I was very sad to hear that a member of the electronic duo Telefon Tel Aviv, Charlie Cooper, passed away last week at 31. No one knows the cause of death at this time.
I recently started listening to their music and they just realeased their fourth cd, which I guesss is their last. Maybe Cooper’s mother will pull a Mary Guibert and find some rough tracks. I have literally four versions of Jeff Buckley’s “The Last Goodbye”. I actually knew a girl who encouraged him to try heroin…anyhoo.
It’s a bummer when people die, with musicans it’s sad because you know that there won’t be any new material. I had a friend tell me to NOT listen to Eva Cassidy because it would make me too sad knowing that, well…that’s it. No more CD’s because she passed away.
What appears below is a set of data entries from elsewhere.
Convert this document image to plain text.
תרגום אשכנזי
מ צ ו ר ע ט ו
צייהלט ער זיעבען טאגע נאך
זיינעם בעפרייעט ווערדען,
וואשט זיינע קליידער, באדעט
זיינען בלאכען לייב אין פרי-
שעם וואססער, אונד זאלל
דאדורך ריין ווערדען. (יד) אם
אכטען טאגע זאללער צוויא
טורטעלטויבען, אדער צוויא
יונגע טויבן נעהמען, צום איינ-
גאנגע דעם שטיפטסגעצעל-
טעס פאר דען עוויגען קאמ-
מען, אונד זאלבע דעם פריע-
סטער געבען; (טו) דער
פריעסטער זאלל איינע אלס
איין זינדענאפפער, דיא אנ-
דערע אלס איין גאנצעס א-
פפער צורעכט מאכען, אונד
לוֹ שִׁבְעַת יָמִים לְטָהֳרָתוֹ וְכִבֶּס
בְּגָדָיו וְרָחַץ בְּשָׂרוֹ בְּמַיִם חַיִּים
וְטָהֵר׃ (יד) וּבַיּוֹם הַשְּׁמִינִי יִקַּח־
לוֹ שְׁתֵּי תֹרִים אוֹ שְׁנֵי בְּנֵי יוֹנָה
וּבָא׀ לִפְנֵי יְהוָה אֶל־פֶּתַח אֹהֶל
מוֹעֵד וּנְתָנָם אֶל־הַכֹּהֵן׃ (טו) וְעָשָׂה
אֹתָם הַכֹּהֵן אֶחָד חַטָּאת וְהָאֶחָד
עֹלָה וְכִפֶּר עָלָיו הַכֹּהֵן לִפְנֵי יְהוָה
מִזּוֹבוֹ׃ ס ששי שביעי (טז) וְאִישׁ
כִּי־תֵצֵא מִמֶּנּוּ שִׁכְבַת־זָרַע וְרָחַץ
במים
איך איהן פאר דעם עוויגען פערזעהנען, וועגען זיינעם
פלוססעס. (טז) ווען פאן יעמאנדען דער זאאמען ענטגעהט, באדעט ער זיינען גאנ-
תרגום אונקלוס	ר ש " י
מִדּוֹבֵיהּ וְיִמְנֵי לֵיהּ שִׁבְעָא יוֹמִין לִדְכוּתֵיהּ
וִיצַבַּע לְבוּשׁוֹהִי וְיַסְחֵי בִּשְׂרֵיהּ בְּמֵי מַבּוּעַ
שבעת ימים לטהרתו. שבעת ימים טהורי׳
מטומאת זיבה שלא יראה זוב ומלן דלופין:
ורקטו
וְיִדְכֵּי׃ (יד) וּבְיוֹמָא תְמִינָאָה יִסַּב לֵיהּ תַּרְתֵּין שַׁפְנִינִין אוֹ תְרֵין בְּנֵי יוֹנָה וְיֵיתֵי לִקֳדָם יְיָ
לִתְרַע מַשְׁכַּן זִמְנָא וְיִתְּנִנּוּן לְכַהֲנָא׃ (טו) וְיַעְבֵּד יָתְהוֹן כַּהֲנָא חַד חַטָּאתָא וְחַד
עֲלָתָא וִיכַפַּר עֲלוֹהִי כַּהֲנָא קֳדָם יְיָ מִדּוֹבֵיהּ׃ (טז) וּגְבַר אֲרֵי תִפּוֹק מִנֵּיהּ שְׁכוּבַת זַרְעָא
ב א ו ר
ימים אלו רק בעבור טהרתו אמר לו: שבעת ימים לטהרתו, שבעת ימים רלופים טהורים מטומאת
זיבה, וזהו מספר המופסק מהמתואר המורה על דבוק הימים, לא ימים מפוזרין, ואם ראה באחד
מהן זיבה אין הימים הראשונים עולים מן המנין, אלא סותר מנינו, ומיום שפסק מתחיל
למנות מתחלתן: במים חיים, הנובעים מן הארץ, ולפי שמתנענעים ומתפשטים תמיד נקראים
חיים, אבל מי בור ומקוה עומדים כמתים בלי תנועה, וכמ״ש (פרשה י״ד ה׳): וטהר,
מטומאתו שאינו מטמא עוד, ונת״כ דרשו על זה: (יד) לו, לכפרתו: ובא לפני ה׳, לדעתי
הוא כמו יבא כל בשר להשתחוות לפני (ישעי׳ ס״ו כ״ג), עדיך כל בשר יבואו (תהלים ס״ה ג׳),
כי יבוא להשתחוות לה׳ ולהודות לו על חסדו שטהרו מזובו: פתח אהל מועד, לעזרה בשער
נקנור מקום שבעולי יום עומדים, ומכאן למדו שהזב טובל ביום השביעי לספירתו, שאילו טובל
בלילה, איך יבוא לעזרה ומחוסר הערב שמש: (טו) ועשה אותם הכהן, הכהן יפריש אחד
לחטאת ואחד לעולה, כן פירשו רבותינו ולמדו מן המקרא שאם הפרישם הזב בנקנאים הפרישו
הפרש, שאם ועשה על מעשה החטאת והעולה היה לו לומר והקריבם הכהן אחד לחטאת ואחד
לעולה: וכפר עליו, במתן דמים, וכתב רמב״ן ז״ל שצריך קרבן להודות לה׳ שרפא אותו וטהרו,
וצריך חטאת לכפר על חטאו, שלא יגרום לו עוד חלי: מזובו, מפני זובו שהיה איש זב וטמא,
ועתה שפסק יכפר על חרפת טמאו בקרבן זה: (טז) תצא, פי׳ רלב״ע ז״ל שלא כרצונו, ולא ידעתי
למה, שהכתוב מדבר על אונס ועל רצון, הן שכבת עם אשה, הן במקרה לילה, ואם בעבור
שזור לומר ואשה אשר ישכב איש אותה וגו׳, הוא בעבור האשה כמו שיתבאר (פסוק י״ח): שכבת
For some reason this all reminds me about a girl who I used to do bikini contests and wet-t-shirt contests with. She died in the parking lot of a church after being thrown to the ground as her boyfriend drove away not realizing her shirt was caught in the door. It was a shock and quite sad. I remember the last time I saw her. We were both beer tub girls at a total douche bag of a nightclub. She was counting her tips and I said goodbye to her. I walked away, hesitated for a minute and considered turning around and asking her if she wanted to hang out sometime. I actually remember stopping and really debating. But I didn’t turn around. I walked out the door and never saw her again. I always wonder what would’ve been different had I ever hung out with her. Maybe even a greater sense of loss. I remember it was raining and I was lying on my parents couch when I heard she had died. I feel that it was similar in when musicians and artists pass, no more art, music…etc….and no more chances to attempt a friendship.